Achievements.
Associate Professor Tiffany Shellam has won the Margaret Medcalf award for her article: ‘The collective Nyungar heritage of an orphan letter’, published in the Journal of Colonialism and Colonial History, (2019, vol.20). This award recognizes ‘excellence in referencing and research in the use of State Archives held by the State Records Office of Western Australia.
Dr. Filip Slaveski, with colleagues from Deakin University, Indiana University, and the National Academy of Sciences of Ukraine, has been awarded $245,532 for their ARC project, ‘The Last Soviet Famine, 1946/47: Drought and food crises in war’s aftermath.’ This project aims to increase our understanding of the relationship between drought and famine by analysing the most recent, though least understood famine in Soviet and Modern European History.
Publications.
Professor David Lowe’s article, ‘New Zealand and the Colombo Plan in the long 1950s’ has been published in History Australia. You can read it in full here.
Dr. Carolyn Holbrook‘s article, ‘Screening Anzac: Anzac-themed Television in Australia and New Zealand during the First World War Centenary’, has been published in Journal of Australian Studies. You can read it in full here.
Book Reviews.
Emeritus Professor Peter Edwards’ book, Law, politics and intelligence: a life of Robert Hope, has been reviewed by John Blaxland for Intelligence and National Security and by Mark Thomas for The Canberra Times.
Interview.
Professor Matthew Ricketson has interviewed Lesley Blume, author of Fallout: The Hiroshima cover-up and the reporter who revealed it to the world. Blume’s book not only reveals much normally hidden from view about the making of journalism but tells us a lot about the extent to which the United States government and General Leslie Groves, the Manhattan Project’s head, manipulated the press, and sought to control what people learnt about the bomb’s effects.
Australian Policy and History.
Conference.
On 25 November, the Australian Policy History Network and National Security College, ANU co-hosted a one-day conference on ‘Concepts of National Security: Australian and international perspectives’. The program was shaped largely by David Lowe and Carolyn Holbrook, and featured papers from Eckart Conze (Phillips Marburg, Germany), Sylvester Johnson (Virginia Tech, US), David Ekbladh (Tufts, US), and Peter Edwards, Ian Kemish , Carolyn Holbrook, all CHRG members, and Deakin colleagues, Ian Warren and Peter Ferguson. Sue Thompson and Rory Medcalf from the National Security College were also speakers, and long-standing supporters of the Australian Policy and History network, Nicholas Brown and Frank Bongiorno (both ANU) were panellists, along with David Lowe, Joan Beaumont, Matthew Ricketson and Mia Martin Hobbs, from CHRG.

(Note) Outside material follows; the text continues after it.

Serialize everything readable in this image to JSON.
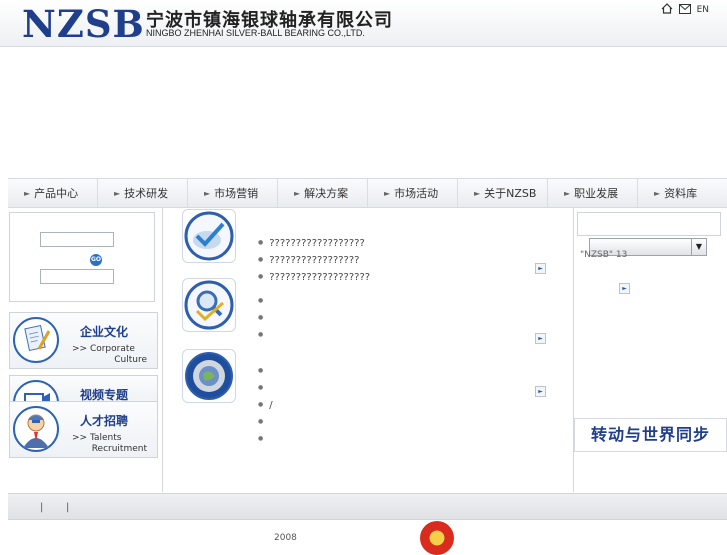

The conference provided a strong launch pad for the new research project ‘A conceptual history of Australian national security’ led by David Lowe and Carolyn Holbrook, with Eckart Conze. This has just been awarded $233,300 for 2021-23 as an ARC Discovery Project.
Publications.
Academics have been busy in the last few years calling out ham-fisted analogies between Donald Trump and Adolf Hitler, and the contemporary United States and 1930s Germany. It’s easy to laugh at clumsy historical references, but harder to make informed judgements about the validity or otherwise of these references. In APH’s latest article, Dr Mathew Turner applies his expert knowledge of Weimar Germany to assess how viable these comparisons are.
Kama Maclean’s new book, British India: White Australia, examines the history of the relationship between the two nations. In this interview with Dr Joanna Cruickshank, Kama explains how the treatment of Indian students in Australia during the COVID pandemic bears some resemblance to the difficult experiences of earlier generations of Indians living in Australia under the White Australia Policy.
Australians’ involvement in overseas conflicts has been in the news again recently, with the release of the Brereton report into alleged soldier atrocities in Afghanistan. Dr Effie Karageorgos reviews Peter Yule’s new book about the effect of war service on Vietnam veterans and their families. Yule shows how issues such as Agent Orange and PTSD have echoed through lives and generations. And in a conclusion that reverberates today, Yule writes: ‘‘if we cannot afford to be generous to servicemen and women who returned damaged by war, then it is utterly wrong to send then to fight in civil wars in distant lands when there is no direct threat to Australia’.